Yes, he is a morose fellow, this literary younger brother of Jason’s. Evidently, something has gone wrong in the past; he appears to have spent time in a psychiatric institution, though he is reluctant to come out and admit it. (Typically, Jason is more forthcoming about the time that he has spent in jail.) The film, in general, seems to me to have a miraculously correct level of backstory, those little details that convince you the characters have come from somewhere—that they possessed lives before the film started, and that the particular episode you are looking at is set within the durée of a complete human life. This gets us back to the movie’s subtlety and understatement. The corroborating details must be there, but they mustn’t be too many, and they must be insinuated almost without viewers’ noticing them—for instance, during the great quarrel that erupts when the group are packing their bags to leave the hotel, Jason holds in his hands a couple of miniature athletic trophies, testimony to some valued physical prowess of his youth.

And here one should say something about Rafelson as craftsman. Like the other two films in the trilogy, The King of Marvin Gardens is very confidently edited—which is perhaps only another way of saying it is very confidently shot. Rafelson knows exactly how to mount a scene, to move seamlessly from medium shot to close-up, or to hold on a particular framing for emphasis; nor does he forget to provide us, when necessary, with those little, but vital, silent inserts (what the French call temps morts) that go to make a film’s cadence and thoughtfulness. One could take the scene where the band of parading majorettes suddenly scatters at the sound of a whistle, and the camera moves back into extreme long shot to reveal, like an impressionist painting, the scurrying figures against the backdrop of the boardwalk and the icy wintry ocean. Or the moment at which, having descended from the cable ride above the city, David is briefly left on his own, without his brother. No dialogue here is necessary, only the clanking of the cable machinery in the background. David looks upward and frowns. Immediately, there is a communicated sense of interiority, of reflection, of melancholy that is absolutely part of the movie’s distinctiveness.

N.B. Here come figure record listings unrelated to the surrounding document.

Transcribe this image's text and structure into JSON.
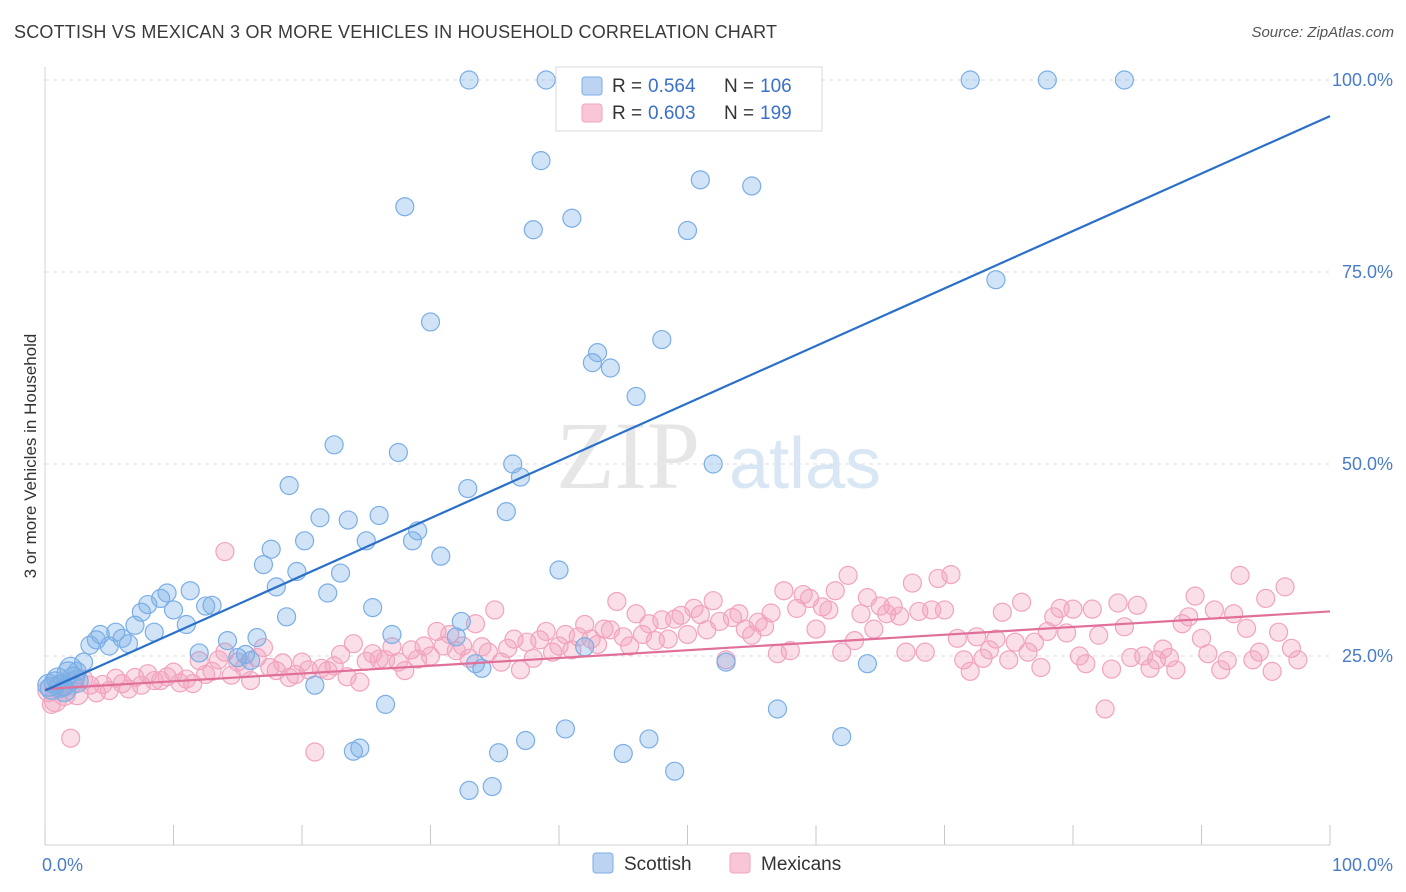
{
  "title": "SCOTTISH VS MEXICAN 3 OR MORE VEHICLES IN HOUSEHOLD CORRELATION CHART",
  "source": "Source: ZipAtlas.com",
  "watermark": {
    "zip": "ZIP",
    "atlas": "atlas"
  },
  "colors": {
    "blue": "#7aaee6",
    "blue_line": "#2a70c9",
    "pink": "#f2a3bd",
    "pink_line": "#e0709a",
    "tick_label": "#4a7cc9"
  },
  "legend_top": [
    {
      "series": "Scottish",
      "r_label": "R = ",
      "r_value": "0.564",
      "n_label": "N = ",
      "n_value": "106"
    },
    {
      "series": "Mexicans",
      "r_label": "R = ",
      "r_value": "0.603",
      "n_label": "N = ",
      "n_value": "199"
    }
  ],
  "chart_data": {
    "type": "scatter",
    "xlabel": "",
    "ylabel": "3 or more Vehicles in Household",
    "x_tick_labels": [
      "0.0%",
      "100.0%"
    ],
    "y_tick_labels": [
      "25.0%",
      "50.0%",
      "75.0%",
      "100.0%"
    ],
    "xlim": [
      0,
      100
    ],
    "ylim": [
      0,
      103
    ],
    "grid": true,
    "legend": "bottom-center",
    "series": [
      {
        "name": "Scottish",
        "trend": {
          "x": [
            0,
            100
          ],
          "y": [
            20.5,
            95.3
          ]
        },
        "points": [
          [
            0.3,
            21.2
          ],
          [
            0.5,
            20.8
          ],
          [
            0.8,
            21.5
          ],
          [
            1,
            22
          ],
          [
            1.2,
            21.1
          ],
          [
            1.5,
            20.5
          ],
          [
            1.8,
            22.8
          ],
          [
            2,
            23.4
          ],
          [
            2.2,
            22.1
          ],
          [
            2.5,
            21.7
          ],
          [
            3,
            24.2
          ],
          [
            3.5,
            26.4
          ],
          [
            4,
            27.1
          ],
          [
            4.3,
            27.8
          ],
          [
            5,
            26.3
          ],
          [
            5.5,
            28.1
          ],
          [
            6,
            27.3
          ],
          [
            6.5,
            26.6
          ],
          [
            7,
            29
          ],
          [
            7.5,
            30.7
          ],
          [
            8,
            31.7
          ],
          [
            8.5,
            28.1
          ],
          [
            9,
            32.5
          ],
          [
            9.5,
            33.2
          ],
          [
            10,
            31
          ],
          [
            11,
            29.1
          ],
          [
            11.3,
            33.5
          ],
          [
            12,
            25.4
          ],
          [
            12.5,
            31.5
          ],
          [
            13,
            31.6
          ],
          [
            14.2,
            27
          ],
          [
            15,
            24.8
          ],
          [
            15.6,
            25.2
          ],
          [
            16,
            24.4
          ],
          [
            16.5,
            27.4
          ],
          [
            17,
            36.9
          ],
          [
            17.6,
            38.9
          ],
          [
            18,
            34
          ],
          [
            18.8,
            30.1
          ],
          [
            19,
            47.2
          ],
          [
            19.6,
            36
          ],
          [
            20.2,
            40
          ],
          [
            21,
            21.2
          ],
          [
            21.4,
            43
          ],
          [
            22,
            33.2
          ],
          [
            22.5,
            52.5
          ],
          [
            23,
            35.8
          ],
          [
            23.6,
            42.7
          ],
          [
            24,
            12.6
          ],
          [
            24.5,
            13
          ],
          [
            25,
            40
          ],
          [
            25.5,
            31.3
          ],
          [
            26,
            43.3
          ],
          [
            26.5,
            18.7
          ],
          [
            27,
            27.8
          ],
          [
            27.5,
            51.5
          ],
          [
            28,
            83.5
          ],
          [
            28.6,
            40
          ],
          [
            29,
            41.3
          ],
          [
            30,
            68.5
          ],
          [
            30.8,
            38
          ],
          [
            32,
            27.5
          ],
          [
            32.4,
            29.5
          ],
          [
            32.9,
            46.8
          ],
          [
            33,
            7.5
          ],
          [
            33.5,
            24
          ],
          [
            34,
            23.4
          ],
          [
            34.8,
            8
          ],
          [
            35.3,
            12.4
          ],
          [
            35.9,
            43.8
          ],
          [
            36.4,
            50
          ],
          [
            37,
            48.3
          ],
          [
            37.4,
            14
          ],
          [
            38,
            80.5
          ],
          [
            38.6,
            89.5
          ],
          [
            40,
            36.2
          ],
          [
            40.5,
            15.5
          ],
          [
            41,
            82
          ],
          [
            42,
            26.2
          ],
          [
            42.6,
            63.2
          ],
          [
            43,
            64.5
          ],
          [
            44,
            62.5
          ],
          [
            45,
            12.3
          ],
          [
            46,
            58.8
          ],
          [
            47,
            14.2
          ],
          [
            48,
            66.2
          ],
          [
            49,
            10
          ],
          [
            50,
            80.4
          ],
          [
            51,
            87
          ],
          [
            52,
            50
          ],
          [
            53,
            24.2
          ],
          [
            55,
            86.2
          ],
          [
            57,
            18.1
          ],
          [
            62,
            14.5
          ],
          [
            64,
            24
          ],
          [
            74,
            74
          ],
          [
            33,
            100
          ],
          [
            39,
            100
          ],
          [
            43,
            100
          ],
          [
            57,
            100
          ],
          [
            58,
            100
          ],
          [
            72,
            100
          ],
          [
            78,
            100
          ],
          [
            84,
            100
          ],
          [
            1.5,
            21
          ],
          [
            2.5,
            23
          ]
        ]
      },
      {
        "name": "Mexicans",
        "trend": {
          "x": [
            0,
            100
          ],
          "y": [
            20.7,
            30.8
          ]
        },
        "points": [
          [
            0.3,
            20.5
          ],
          [
            0.8,
            19.2
          ],
          [
            1.2,
            21
          ],
          [
            1.5,
            20
          ],
          [
            2,
            21.4
          ],
          [
            2.5,
            20.1
          ],
          [
            3,
            22
          ],
          [
            3.5,
            21.2
          ],
          [
            4,
            20.2
          ],
          [
            4.5,
            21.3
          ],
          [
            5,
            20.5
          ],
          [
            5.5,
            22.1
          ],
          [
            6,
            21.4
          ],
          [
            6.5,
            20.7
          ],
          [
            7,
            22.2
          ],
          [
            7.5,
            21.2
          ],
          [
            8,
            22.7
          ],
          [
            8.5,
            21.8
          ],
          [
            9,
            21.8
          ],
          [
            9.5,
            22.3
          ],
          [
            10,
            22.9
          ],
          [
            10.5,
            21.5
          ],
          [
            11,
            22
          ],
          [
            11.5,
            21.4
          ],
          [
            12,
            24.4
          ],
          [
            12.5,
            22.6
          ],
          [
            13,
            23
          ],
          [
            13.5,
            24.5
          ],
          [
            14,
            25.5
          ],
          [
            14.5,
            22.5
          ],
          [
            15,
            24.2
          ],
          [
            15.5,
            23.5
          ],
          [
            16,
            21.8
          ],
          [
            16.5,
            24.8
          ],
          [
            17,
            26.1
          ],
          [
            17.5,
            23.5
          ],
          [
            18,
            23.1
          ],
          [
            18.5,
            24.1
          ],
          [
            19,
            22.2
          ],
          [
            19.5,
            22.6
          ],
          [
            20,
            24.2
          ],
          [
            20.5,
            23.2
          ],
          [
            21,
            12.5
          ],
          [
            21.5,
            23.4
          ],
          [
            22,
            23.1
          ],
          [
            22.5,
            23.7
          ],
          [
            23,
            25.2
          ],
          [
            23.5,
            22.3
          ],
          [
            24,
            26.6
          ],
          [
            24.5,
            21.6
          ],
          [
            25,
            24.3
          ],
          [
            25.5,
            25.3
          ],
          [
            26,
            24.6
          ],
          [
            26.5,
            24.5
          ],
          [
            27,
            26.2
          ],
          [
            27.5,
            24.2
          ],
          [
            28,
            23.1
          ],
          [
            28.5,
            25.8
          ],
          [
            29,
            24.6
          ],
          [
            29.5,
            26.3
          ],
          [
            30,
            25
          ],
          [
            30.5,
            28.2
          ],
          [
            31,
            26.3
          ],
          [
            31.5,
            27.8
          ],
          [
            32,
            25.7
          ],
          [
            32.5,
            26.3
          ],
          [
            33,
            24.7
          ],
          [
            33.5,
            29.2
          ],
          [
            34,
            26.2
          ],
          [
            34.5,
            25.5
          ],
          [
            35,
            31
          ],
          [
            35.5,
            24.2
          ],
          [
            36,
            26
          ],
          [
            36.5,
            27.2
          ],
          [
            37,
            23.2
          ],
          [
            37.5,
            26.8
          ],
          [
            38,
            24.7
          ],
          [
            38.5,
            27.1
          ],
          [
            39,
            28.2
          ],
          [
            39.5,
            25.5
          ],
          [
            40,
            26.3
          ],
          [
            40.5,
            27.8
          ],
          [
            41,
            25.8
          ],
          [
            41.5,
            27.5
          ],
          [
            42,
            29.1
          ],
          [
            42.5,
            27.2
          ],
          [
            43,
            26.5
          ],
          [
            43.5,
            28.5
          ],
          [
            44,
            28.4
          ],
          [
            44.5,
            32.1
          ],
          [
            45,
            27.5
          ],
          [
            45.5,
            26.3
          ],
          [
            46,
            30.5
          ],
          [
            46.5,
            27.8
          ],
          [
            47,
            29.2
          ],
          [
            47.5,
            27
          ],
          [
            48,
            29.7
          ],
          [
            48.5,
            27.2
          ],
          [
            49,
            29.8
          ],
          [
            49.5,
            30.3
          ],
          [
            50,
            27.8
          ],
          [
            50.5,
            31.2
          ],
          [
            51,
            30.4
          ],
          [
            51.5,
            28.4
          ],
          [
            52,
            32.2
          ],
          [
            52.5,
            29.5
          ],
          [
            53,
            24.5
          ],
          [
            53.5,
            30
          ],
          [
            54,
            30.5
          ],
          [
            54.5,
            28.5
          ],
          [
            55,
            27.7
          ],
          [
            55.5,
            29.4
          ],
          [
            56,
            28.8
          ],
          [
            56.5,
            30.6
          ],
          [
            57,
            25.3
          ],
          [
            57.5,
            33.5
          ],
          [
            58,
            25.7
          ],
          [
            58.5,
            31.2
          ],
          [
            59,
            33
          ],
          [
            59.5,
            32.5
          ],
          [
            60,
            28.5
          ],
          [
            60.5,
            31.4
          ],
          [
            61,
            31
          ],
          [
            61.5,
            33.5
          ],
          [
            62,
            25.5
          ],
          [
            62.5,
            35.5
          ],
          [
            63,
            27
          ],
          [
            63.5,
            30.5
          ],
          [
            64,
            32.6
          ],
          [
            64.5,
            28.5
          ],
          [
            65,
            31.5
          ],
          [
            65.5,
            30.5
          ],
          [
            66,
            31.5
          ],
          [
            66.5,
            30.2
          ],
          [
            67,
            25.5
          ],
          [
            67.5,
            34.5
          ],
          [
            68,
            30.8
          ],
          [
            68.5,
            25.5
          ],
          [
            69,
            31
          ],
          [
            69.5,
            35.1
          ],
          [
            70,
            31
          ],
          [
            70.5,
            35.6
          ],
          [
            71,
            27.3
          ],
          [
            71.5,
            24.5
          ],
          [
            72,
            23
          ],
          [
            72.5,
            27.5
          ],
          [
            73,
            24.7
          ],
          [
            73.5,
            25.8
          ],
          [
            74,
            27.2
          ],
          [
            74.5,
            30.7
          ],
          [
            75,
            24.5
          ],
          [
            75.5,
            26.8
          ],
          [
            76,
            32
          ],
          [
            76.5,
            25.5
          ],
          [
            77,
            26.8
          ],
          [
            77.5,
            23.5
          ],
          [
            78,
            28.2
          ],
          [
            78.5,
            30.1
          ],
          [
            79,
            31.2
          ],
          [
            79.5,
            28
          ],
          [
            80,
            31.1
          ],
          [
            80.5,
            25
          ],
          [
            81,
            24
          ],
          [
            81.5,
            31.1
          ],
          [
            82,
            27.7
          ],
          [
            82.5,
            18.1
          ],
          [
            83,
            23.3
          ],
          [
            83.5,
            31.9
          ],
          [
            84,
            28.8
          ],
          [
            84.5,
            24.8
          ],
          [
            85,
            31.6
          ],
          [
            85.5,
            25
          ],
          [
            86,
            23.4
          ],
          [
            86.5,
            24.5
          ],
          [
            87,
            25.9
          ],
          [
            87.5,
            24.8
          ],
          [
            88,
            23.2
          ],
          [
            88.5,
            29.2
          ],
          [
            89,
            30.1
          ],
          [
            89.5,
            32.8
          ],
          [
            90,
            27.3
          ],
          [
            90.5,
            25.3
          ],
          [
            91,
            31
          ],
          [
            91.5,
            23.2
          ],
          [
            92,
            24.4
          ],
          [
            92.5,
            30.5
          ],
          [
            93,
            35.5
          ],
          [
            93.5,
            28.6
          ],
          [
            94,
            24.5
          ],
          [
            94.5,
            25.5
          ],
          [
            95,
            32.5
          ],
          [
            95.5,
            23
          ],
          [
            96,
            28.1
          ],
          [
            96.5,
            34
          ],
          [
            97,
            26
          ],
          [
            97.5,
            24.5
          ],
          [
            0.5,
            18.7
          ],
          [
            2,
            14.3
          ],
          [
            14,
            38.6
          ]
        ]
      }
    ]
  }
}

It happens that Bob Rafelson was the first American movie director this writer addressed himself to professionally when starting out as a young film critic in the seventies. Up until that time, my main interest had been in European art-house cinema—in a way, it still is. But where film is concerned, American cinema can never be ignored; it is so obviously at the center of all reflection on the art. What strongly drew me to these three movies in general, and to The King of Marvin Gardens in particular, was the sense communicated of personal, existentialist freedom. On the surface, this may seem paradoxical, because two of the films, after all—Five Easy Pieces and this one—resolve themselves in impasse and violence. But in another way, it isn’t: Rafelson’s films speak up for the idea that in American society, everyone is entitled to invent themselves. The dream, so to speak, is always valid—even if it crashes in flames. Such a view of life seemed to me, back in the seventies, very different from the British position, where, traditionally, the class you are born into tends to be the one you remain in. Rafelson’s attitude toward the idea of self-invention, of “living the dream,” of escaping from class, struck me then—and still does—as tremendously open and democratic. The trilogy of movies he came up with may be characterized as extraordinarily nonjudgmental. Here are these interesting people, they seem to say. Take them for what they are. Enjoy (as well as their melancholy) their uncontrollable zest for life. They are the crooked timber of humanity.